Almonds, grown mostly in California if they’re not imported, passed the peanut in popularity just a few years ago, rocketing on the strength of their delicious flavor, purported health benefits, and, perhaps most importantly, a liquid made from water mixed with pulverized almond meal known as almond milk. In an interview with Food Navigator USA, the president of the National Peanut Board let slip that peanut growers and processors might have something that could compete: Peanut milk. With a certain caginess, he said: “We can’t comment on specific company activities with peanut milk, but a concept has been developed.”
The peanut milk that’s in the works, says the NPB president, attempts to achieve the same sort of function that almond milk has as a replacement for cow’s milk. That means no strong peanutty flavor and a creamy texture to replicate the emulsion of fats and sugars in regular milk.
There are some precedents for peanut milk.
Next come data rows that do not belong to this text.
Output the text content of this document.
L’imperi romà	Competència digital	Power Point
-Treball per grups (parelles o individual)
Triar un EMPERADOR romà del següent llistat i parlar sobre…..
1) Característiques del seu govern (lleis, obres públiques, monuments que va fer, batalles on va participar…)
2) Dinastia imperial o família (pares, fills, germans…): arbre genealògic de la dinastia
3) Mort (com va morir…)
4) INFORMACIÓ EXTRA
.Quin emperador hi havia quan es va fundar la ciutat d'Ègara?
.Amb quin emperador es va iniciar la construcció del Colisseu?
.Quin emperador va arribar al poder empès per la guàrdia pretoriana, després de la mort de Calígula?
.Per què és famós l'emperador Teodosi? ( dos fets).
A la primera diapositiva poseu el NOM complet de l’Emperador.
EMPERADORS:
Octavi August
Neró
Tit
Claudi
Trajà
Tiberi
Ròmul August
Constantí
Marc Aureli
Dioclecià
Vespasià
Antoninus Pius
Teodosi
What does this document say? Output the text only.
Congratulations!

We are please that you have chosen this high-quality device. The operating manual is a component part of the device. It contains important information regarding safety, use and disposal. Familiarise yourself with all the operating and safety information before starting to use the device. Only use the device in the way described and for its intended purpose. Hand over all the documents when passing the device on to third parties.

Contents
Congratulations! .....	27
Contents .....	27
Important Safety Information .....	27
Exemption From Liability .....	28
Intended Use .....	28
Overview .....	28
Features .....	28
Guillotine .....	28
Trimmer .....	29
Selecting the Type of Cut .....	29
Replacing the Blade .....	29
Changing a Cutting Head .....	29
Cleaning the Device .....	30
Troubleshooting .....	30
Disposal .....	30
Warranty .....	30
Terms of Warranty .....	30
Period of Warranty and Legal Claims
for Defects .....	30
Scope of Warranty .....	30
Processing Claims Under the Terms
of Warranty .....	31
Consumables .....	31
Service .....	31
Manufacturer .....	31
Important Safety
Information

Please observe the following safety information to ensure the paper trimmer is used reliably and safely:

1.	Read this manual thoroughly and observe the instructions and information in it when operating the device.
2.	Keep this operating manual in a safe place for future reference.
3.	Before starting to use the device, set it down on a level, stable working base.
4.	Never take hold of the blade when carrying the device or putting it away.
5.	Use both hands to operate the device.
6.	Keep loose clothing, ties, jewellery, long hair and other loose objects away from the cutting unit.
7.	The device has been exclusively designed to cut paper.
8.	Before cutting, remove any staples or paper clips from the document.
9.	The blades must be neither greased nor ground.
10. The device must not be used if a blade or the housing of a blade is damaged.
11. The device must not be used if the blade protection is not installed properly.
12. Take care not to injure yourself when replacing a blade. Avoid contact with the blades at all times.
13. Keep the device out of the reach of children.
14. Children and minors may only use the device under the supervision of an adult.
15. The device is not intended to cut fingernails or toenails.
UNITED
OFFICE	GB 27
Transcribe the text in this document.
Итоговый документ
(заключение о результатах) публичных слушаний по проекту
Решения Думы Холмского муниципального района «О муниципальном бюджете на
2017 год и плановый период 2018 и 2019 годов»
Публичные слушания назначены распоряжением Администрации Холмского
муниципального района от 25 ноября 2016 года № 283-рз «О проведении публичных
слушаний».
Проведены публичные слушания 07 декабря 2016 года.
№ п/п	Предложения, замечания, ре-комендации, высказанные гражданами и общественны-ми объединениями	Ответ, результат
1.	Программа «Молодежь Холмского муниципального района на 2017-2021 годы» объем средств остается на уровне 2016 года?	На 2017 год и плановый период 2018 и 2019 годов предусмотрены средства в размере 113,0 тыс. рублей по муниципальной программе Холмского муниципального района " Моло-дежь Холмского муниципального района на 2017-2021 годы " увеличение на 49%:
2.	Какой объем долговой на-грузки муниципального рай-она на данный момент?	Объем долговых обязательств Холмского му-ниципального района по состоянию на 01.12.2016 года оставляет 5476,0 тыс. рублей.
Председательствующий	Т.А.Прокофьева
In the Caribbean, especially Trinidad and Tobago, a drink called “peanut punch,” a sort of more liquid-y milkshake made of peanut butter with milk and sugar, is very popular. Homemade peanut milk is an option for those seeking an alternative nut milk and don’t want to wait for the commercial product.
This is a huge sector; alternative milks net more than $1.6 billion this past year, and with California’s desperate drought, perhaps we’ll need to look outside the almond (and, to a lesser extent, the cashew) for nut-based milks. Could peanut milk be the next big trend?